In October, the most current trade data available, U.S. exporters shipped 469.5 million pounds of dairy products into global markets, up 13.2% from the year before. After adjusting for leap day, that puts 2020 exports through October up 12.2% compared to the same 10 months last year.
“In volume terms, 2020 year-to-date exports were the strongest ever, and a weak U.S. dollar should continue to support exports in coming months,” Ganley says.
The U.S. Dairy Export Council expects exports will finish 2020 just 1% lower than the record set in 2019.
“China truly flexed its buying power in October, with dairy product shipments to the country 2.6 times greater than during the same month last year,” Ganley says. About two-thirds of China’s U.S. dairy purchases were whey products.
“Strong demand from China was the principal factor that drove U.S. whey exports to a record-high of 120.2 million pounds in October,” Ganley notes. “U.S. dried whey exports, in particular, benefitted from China’s growing appetite, with exports to that country surging to 53 million pounds, the largest volume since December 2011.”
The Haves and The Have Nots
Negative Producer Price Differentials (PPD’s) created substantial differences in monthly farm income in 2020. Farmers who might have never given much attention to the PPD deduction line in their milk check statement were suddenly forced to understand and accept this detail of the Federal Milk Marketing Order (FMMO).
“Negative PPDs occur when the component value of milk (value of butterfat, protein and other solids) in the FMMO pool exceeds the classified value of milk (value of milk as utilized) in the pool,” explains John Newton, chief economist at the American Farm Bureau Federation. “In 2020, the component value of milk approached all-time highs due to the impact of the cheese price on the protein price. Then, because the higher-of was eliminated in the 2018 Farm Bill, the Class I price of milk did not entirely benefit from higher cheese prices.
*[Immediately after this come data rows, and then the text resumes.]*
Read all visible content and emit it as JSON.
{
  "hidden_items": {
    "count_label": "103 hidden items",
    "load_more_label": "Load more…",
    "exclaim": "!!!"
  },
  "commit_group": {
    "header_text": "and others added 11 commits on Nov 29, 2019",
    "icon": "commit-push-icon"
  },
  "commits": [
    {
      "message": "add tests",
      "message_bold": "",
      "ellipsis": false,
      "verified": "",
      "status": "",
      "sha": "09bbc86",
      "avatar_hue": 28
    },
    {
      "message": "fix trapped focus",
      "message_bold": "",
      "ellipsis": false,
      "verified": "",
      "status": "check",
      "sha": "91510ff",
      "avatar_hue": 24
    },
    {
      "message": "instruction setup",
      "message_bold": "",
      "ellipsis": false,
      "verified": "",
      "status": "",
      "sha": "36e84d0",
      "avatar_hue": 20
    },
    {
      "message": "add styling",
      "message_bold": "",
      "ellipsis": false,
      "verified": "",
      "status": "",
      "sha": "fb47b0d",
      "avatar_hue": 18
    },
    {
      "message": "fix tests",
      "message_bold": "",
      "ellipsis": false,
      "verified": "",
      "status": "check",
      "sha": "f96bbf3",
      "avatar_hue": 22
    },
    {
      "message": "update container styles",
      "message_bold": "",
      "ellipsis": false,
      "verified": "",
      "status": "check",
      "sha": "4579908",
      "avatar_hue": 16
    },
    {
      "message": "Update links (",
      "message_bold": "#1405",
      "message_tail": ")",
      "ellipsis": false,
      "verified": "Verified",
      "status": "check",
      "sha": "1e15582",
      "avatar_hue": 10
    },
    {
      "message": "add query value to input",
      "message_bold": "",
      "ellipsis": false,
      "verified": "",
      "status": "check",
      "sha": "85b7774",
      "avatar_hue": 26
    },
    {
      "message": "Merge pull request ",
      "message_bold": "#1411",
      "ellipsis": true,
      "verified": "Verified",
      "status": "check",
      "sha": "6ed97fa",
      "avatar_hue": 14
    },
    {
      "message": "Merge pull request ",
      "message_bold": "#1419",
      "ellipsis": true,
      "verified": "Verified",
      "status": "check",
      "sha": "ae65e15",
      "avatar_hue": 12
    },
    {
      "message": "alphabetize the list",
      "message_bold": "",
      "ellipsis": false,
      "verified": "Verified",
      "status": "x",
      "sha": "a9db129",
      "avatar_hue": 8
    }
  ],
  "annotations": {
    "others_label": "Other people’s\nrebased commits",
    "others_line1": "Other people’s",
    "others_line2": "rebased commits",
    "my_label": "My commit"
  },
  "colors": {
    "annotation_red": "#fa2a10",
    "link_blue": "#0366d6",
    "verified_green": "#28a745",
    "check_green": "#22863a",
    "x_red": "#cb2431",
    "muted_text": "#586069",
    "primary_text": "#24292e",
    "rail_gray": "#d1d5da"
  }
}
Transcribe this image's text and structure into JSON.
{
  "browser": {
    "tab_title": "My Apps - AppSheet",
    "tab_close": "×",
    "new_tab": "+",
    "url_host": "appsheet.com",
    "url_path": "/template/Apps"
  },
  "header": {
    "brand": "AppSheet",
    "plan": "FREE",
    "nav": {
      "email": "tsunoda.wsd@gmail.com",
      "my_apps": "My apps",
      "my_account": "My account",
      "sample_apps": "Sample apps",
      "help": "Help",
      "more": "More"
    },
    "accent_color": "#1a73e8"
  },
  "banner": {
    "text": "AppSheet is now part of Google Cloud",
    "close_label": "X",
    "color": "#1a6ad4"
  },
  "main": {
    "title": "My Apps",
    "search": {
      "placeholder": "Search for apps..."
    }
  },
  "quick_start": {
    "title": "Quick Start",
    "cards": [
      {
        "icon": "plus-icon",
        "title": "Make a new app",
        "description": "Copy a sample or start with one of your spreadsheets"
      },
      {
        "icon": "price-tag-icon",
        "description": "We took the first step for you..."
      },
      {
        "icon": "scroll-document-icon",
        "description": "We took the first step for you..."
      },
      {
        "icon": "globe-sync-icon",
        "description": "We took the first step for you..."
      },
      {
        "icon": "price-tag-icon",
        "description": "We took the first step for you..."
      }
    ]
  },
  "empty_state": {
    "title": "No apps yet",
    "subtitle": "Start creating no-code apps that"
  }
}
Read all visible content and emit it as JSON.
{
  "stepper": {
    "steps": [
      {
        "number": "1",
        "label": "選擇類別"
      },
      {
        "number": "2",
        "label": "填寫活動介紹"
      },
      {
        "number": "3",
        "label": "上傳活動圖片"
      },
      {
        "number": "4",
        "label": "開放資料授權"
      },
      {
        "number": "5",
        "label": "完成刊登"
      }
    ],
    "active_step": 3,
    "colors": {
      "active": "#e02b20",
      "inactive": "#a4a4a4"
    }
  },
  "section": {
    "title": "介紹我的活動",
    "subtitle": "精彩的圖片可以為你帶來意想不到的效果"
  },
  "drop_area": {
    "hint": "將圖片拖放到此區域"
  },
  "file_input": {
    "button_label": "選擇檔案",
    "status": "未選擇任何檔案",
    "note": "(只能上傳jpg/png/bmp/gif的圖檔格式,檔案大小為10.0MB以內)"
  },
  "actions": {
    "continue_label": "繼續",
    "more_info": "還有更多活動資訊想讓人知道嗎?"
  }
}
As a result, PPDs dropped to historic negatives and a significant volume of milk was de-pooled (making the PPD more negative).”
Fortunately, Robin Schmahl of AgDairy LLC, a full-service commodity brokerage firm located in Elkhart Lake, Wisconsin, says the negative PPD’s as we have experienced were likely an aberration this year and should “go away or be minimal next year as butter and cheese prices more closely align with each other.”
Wrangle Your Risk
“You definitely don't sit back, because [government price support] can end in a moment and when it's over, it's over in a big way,” North warns. “You have to still be vigilant and as you look at strategy, I think the key descriptor to any strategy in this market right now needs to be flexibility.”
Similarly, Schmahl warns the current optimism we are seeing with Class III milk prices as futures contracts are in the $17.00-$18.00 range need to be viewed with caution.
“The recent estimates released by the USDA on the World Agricultural Supply and Demand report should cause one to be concerned and look for opportunities in the market to protect income while at the same time remaine flexible.”
He warns producers that often this type of income protection cannot be accomplished through forward contracting through the milk plant unless they allow you to do options.
“There were many this year that made the mistake of panic forward contracting through the milk plant in April, only to get run over and then deduct the negative PPD’s from those contracted prices and they had no ability to get out of those contracts,” he says.
North says protecting downside risk while leaving the upside open is the key heading into next year. He suggests producers rely on tools like the Dairy Revenue Protection program to minimize risk in the months ahead.